The shoulder consists of bones, ligaments and tendons. The most common bones to fracture in the shoulder is the Humerus, Glenoid, Scapula and Clavicle.
Fractures are usually caused by injuries which can include falls, sport injuries or trauma due to traffic accidents. With Glenoid fractures you will be in a pain.
This will be made with an x-ray. Glenoid fractures are one of the rare injuries.
Most can be managed non-operatively and you will be placed in a sling for 6 weeks where after an x-ray will be taken to see if acceptable bone formation and healing has taken place. However, significant displacement of fractures of the glenoid neck and cavity is an indication for open reduction and internal fixation to achieve optimal upper extremity function.
While anterior rim and some superior fossa fractures are approached anteriorly, most glenoid neck and cavity fractures require a posterior exposure, which is unfamiliar to many surgeons. A satisfactory reduction, adequate fixation, and a well-designed rehabilitation program help to ensure a good outcome for patients with these complex injuries.

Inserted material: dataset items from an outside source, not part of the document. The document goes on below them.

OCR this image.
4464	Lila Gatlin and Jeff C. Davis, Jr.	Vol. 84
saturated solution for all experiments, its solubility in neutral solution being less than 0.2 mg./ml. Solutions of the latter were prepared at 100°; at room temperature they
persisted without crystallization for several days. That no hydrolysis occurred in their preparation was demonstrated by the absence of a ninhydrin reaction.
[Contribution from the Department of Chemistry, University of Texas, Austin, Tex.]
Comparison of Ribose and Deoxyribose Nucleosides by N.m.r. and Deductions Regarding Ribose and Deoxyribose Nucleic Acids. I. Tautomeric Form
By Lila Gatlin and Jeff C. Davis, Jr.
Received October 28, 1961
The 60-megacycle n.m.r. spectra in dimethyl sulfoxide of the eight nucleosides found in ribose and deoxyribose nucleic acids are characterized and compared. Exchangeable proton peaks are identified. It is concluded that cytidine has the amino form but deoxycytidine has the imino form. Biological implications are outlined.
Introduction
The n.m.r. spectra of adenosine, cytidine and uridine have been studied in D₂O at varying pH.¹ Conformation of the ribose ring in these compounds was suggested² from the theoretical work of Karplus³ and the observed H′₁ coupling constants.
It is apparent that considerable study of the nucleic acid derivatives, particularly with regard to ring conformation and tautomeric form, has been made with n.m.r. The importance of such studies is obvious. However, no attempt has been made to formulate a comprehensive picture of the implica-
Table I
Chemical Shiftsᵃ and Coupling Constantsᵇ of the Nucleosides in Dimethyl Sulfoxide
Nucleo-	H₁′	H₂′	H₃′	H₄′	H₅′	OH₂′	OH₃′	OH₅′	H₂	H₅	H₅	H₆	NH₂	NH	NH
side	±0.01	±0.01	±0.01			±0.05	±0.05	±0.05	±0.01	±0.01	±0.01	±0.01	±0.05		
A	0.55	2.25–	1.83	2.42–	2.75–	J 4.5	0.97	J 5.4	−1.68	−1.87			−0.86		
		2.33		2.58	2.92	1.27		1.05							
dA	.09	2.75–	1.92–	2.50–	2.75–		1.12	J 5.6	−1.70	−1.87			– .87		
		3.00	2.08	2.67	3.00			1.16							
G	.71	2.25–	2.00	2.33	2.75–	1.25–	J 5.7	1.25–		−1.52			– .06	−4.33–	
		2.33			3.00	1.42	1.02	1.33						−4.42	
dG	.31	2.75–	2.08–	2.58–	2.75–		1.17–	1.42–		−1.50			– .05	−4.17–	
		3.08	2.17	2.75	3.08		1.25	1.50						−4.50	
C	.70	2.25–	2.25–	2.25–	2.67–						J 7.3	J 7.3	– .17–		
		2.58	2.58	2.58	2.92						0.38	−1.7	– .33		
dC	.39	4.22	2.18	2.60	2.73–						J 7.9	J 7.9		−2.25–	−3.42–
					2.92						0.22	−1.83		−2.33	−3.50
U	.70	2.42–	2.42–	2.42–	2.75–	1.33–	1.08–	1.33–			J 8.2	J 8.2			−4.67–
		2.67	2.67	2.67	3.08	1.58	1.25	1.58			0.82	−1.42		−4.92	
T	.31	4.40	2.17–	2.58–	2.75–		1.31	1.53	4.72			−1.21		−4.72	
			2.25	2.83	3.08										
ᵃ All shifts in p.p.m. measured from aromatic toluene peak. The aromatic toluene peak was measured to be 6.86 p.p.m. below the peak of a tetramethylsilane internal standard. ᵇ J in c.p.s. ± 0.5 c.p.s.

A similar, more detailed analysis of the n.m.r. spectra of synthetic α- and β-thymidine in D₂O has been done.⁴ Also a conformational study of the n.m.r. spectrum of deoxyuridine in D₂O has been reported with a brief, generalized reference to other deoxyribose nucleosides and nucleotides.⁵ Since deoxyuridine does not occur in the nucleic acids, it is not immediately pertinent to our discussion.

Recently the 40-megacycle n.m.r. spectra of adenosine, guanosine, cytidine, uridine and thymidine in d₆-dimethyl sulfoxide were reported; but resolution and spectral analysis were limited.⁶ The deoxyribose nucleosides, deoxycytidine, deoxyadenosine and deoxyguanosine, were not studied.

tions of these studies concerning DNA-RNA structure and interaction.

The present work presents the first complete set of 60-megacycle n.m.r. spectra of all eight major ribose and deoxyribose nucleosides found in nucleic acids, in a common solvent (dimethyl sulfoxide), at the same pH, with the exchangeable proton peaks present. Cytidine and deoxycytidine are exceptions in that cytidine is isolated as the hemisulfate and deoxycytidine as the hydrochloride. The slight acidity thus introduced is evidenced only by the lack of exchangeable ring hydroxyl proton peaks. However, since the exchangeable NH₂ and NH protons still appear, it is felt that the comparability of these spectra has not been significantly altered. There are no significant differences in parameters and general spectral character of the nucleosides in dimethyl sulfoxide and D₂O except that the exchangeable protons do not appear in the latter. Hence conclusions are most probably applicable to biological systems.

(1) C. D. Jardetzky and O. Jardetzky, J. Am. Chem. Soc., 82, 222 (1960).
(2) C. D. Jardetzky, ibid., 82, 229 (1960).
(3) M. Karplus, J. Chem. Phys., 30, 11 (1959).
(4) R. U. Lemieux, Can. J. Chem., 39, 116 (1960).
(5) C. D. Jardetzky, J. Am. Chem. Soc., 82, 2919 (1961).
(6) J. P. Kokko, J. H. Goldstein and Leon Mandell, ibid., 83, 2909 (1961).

You will be sent home with pain medication to help with pain relief. You will be required to wear a sling for 6 weeks after surgery to minimize movement of the shoulder. After the six weeks you will start with Physiotherapy.
These are fortunately rare, but as with all surgery, may occur. These include infection, pain associated to the Plate and screws and Mal-union or Non-Union of the bones.
These problems, although rare and unwanted, can usually be treated.